Substance P was first discovered in 1931 by von Euler and Gaddum, and since then has become one of the best understood neuropeptide transmitters. A member of the tachykinin family of neurotransmitters; these amidated neuropeptides share a carboxy terminal sequence, with a variable N-terminal sequence. Extensive research over the past 70 years has lead to an understanding of the function and influence of Substance P.

Substance P is known to be distributed throughout the peripheral and central nervous system. In the peripheral system, Substance P is localized in the primary sensory neurons and the neurons intrinsic to the gastrointestinal tract. Substance P has been found to be involved in a wide variety of processes such as pain, anxiety, depression and inflammation.

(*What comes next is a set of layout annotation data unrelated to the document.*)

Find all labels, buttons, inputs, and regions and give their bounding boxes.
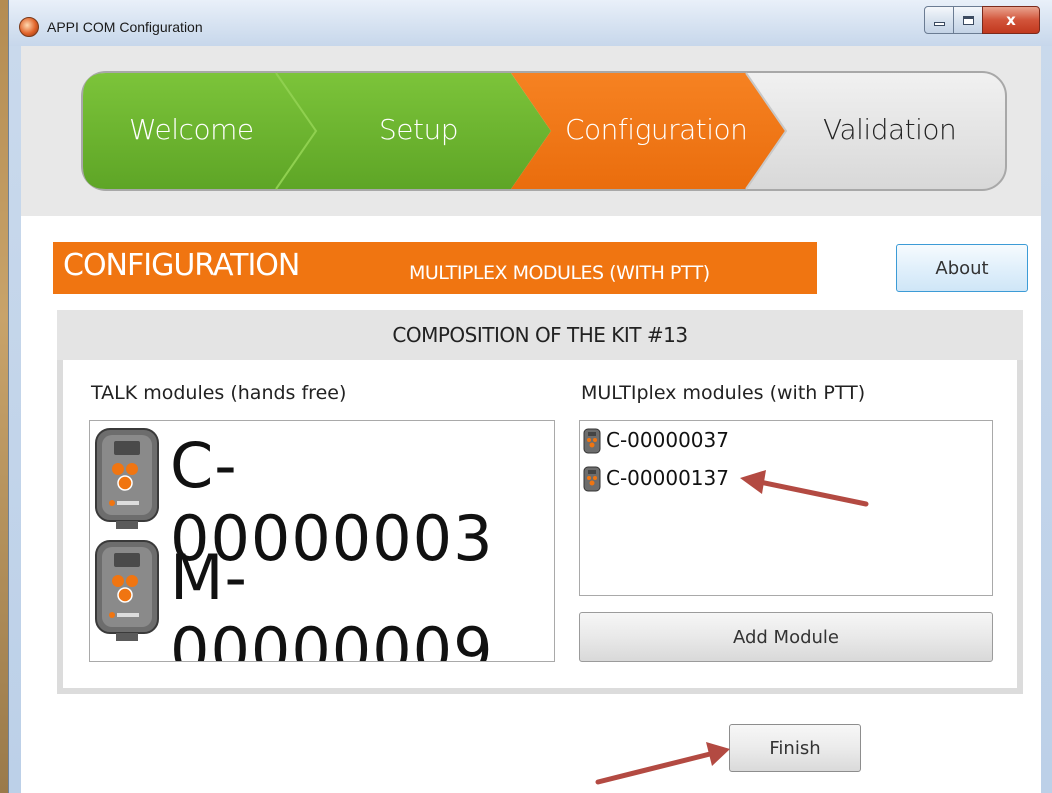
configuration-title: CONFIGURATION xyxy=(63,248,300,283)
finish-button[interactable]: Finish xyxy=(729,724,861,772)
multiplex-modules-list[interactable]: C-00000037 C-00000137 xyxy=(579,420,993,596)
maximize-button[interactable] xyxy=(953,6,983,34)
list-item[interactable]: C-00000003 xyxy=(90,423,554,575)
multiplex-module-id: C-00000037 xyxy=(606,428,729,452)
title-bar[interactable]: APPI COM Configuration x xyxy=(9,0,1052,46)
kit-header: COMPOSITION OF THE KIT #13 xyxy=(57,310,1023,360)
minimize-icon xyxy=(933,22,945,26)
wizard-band: Welcome Setup Configuration Validation xyxy=(21,46,1041,216)
app-logo-icon xyxy=(19,17,39,37)
list-item[interactable]: C-00000037 xyxy=(582,427,982,457)
window-title: APPI COM Configuration xyxy=(47,19,203,35)
talk-modules-list[interactable]: C-00000003 M-00000009 xyxy=(89,420,555,662)
step-welcome: Welcome xyxy=(129,113,254,146)
multiplex-modules-label: MULTIplex modules (with PTT) xyxy=(581,382,866,404)
app-window: APPI COM Configuration x Welcome Setup C… xyxy=(8,0,1052,793)
close-icon: x xyxy=(1006,11,1016,29)
talk-device-icon xyxy=(95,540,159,641)
multiplex-device-icon xyxy=(583,428,601,454)
kit-content: TALK modules (hands free) MULTIplex modu… xyxy=(63,360,1017,688)
list-item[interactable]: C-00000137 xyxy=(582,465,982,495)
configuration-subtitle: MULTIPLEX MODULES (WITH PTT) xyxy=(409,262,710,284)
step-setup: Setup xyxy=(379,113,459,146)
talk-module-id: M-00000009 xyxy=(170,541,494,662)
multiplex-device-icon xyxy=(583,466,601,492)
talk-modules-label: TALK modules (hands free) xyxy=(91,382,347,404)
wizard-progress: Welcome Setup Configuration Validation xyxy=(81,71,1007,191)
maximize-icon xyxy=(962,15,974,25)
step-validation: Validation xyxy=(823,113,957,146)
step-configuration: Configuration xyxy=(565,113,748,146)
multiplex-module-id: C-00000137 xyxy=(606,466,729,490)
minimize-button[interactable] xyxy=(924,6,954,34)
list-item[interactable]: M-00000009 xyxy=(90,535,554,661)
client-area: Welcome Setup Configuration Validation C… xyxy=(21,46,1041,793)
kit-composition-panel: COMPOSITION OF THE KIT #13 TALK modules … xyxy=(57,310,1023,694)
close-button[interactable]: x xyxy=(982,6,1040,34)
about-button[interactable]: About xyxy=(896,244,1028,292)
configuration-banner: CONFIGURATION MULTIPLEX MODULES (WITH PT… xyxy=(53,242,817,294)
add-module-button[interactable]: Add Module xyxy=(579,612,993,662)
talk-device-icon xyxy=(95,428,159,529)
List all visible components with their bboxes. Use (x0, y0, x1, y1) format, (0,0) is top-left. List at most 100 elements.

Development of a Clinical Assay

Substance P is an 11-amino acid neuropeptide, synthesized as a pro-peptide and enzymatically truncated to the active form. It is involved with the transmission of pain from the periphery to the central nervous system, and has been implicated as an influencing factor in many pathways including pain, vomiting, depression and anxiety.

Substance P has emerged as a potentially reliable diagnostic marker to differentiate between CFS and FMS which share many of the same symptoms, with the exception of pronounced pain. Researchers at VIP Dx have validated a test for cerebral spinal fluid which quantifies the amount of Substance P present in an individual, giving an accurate determination between FMS or CFS.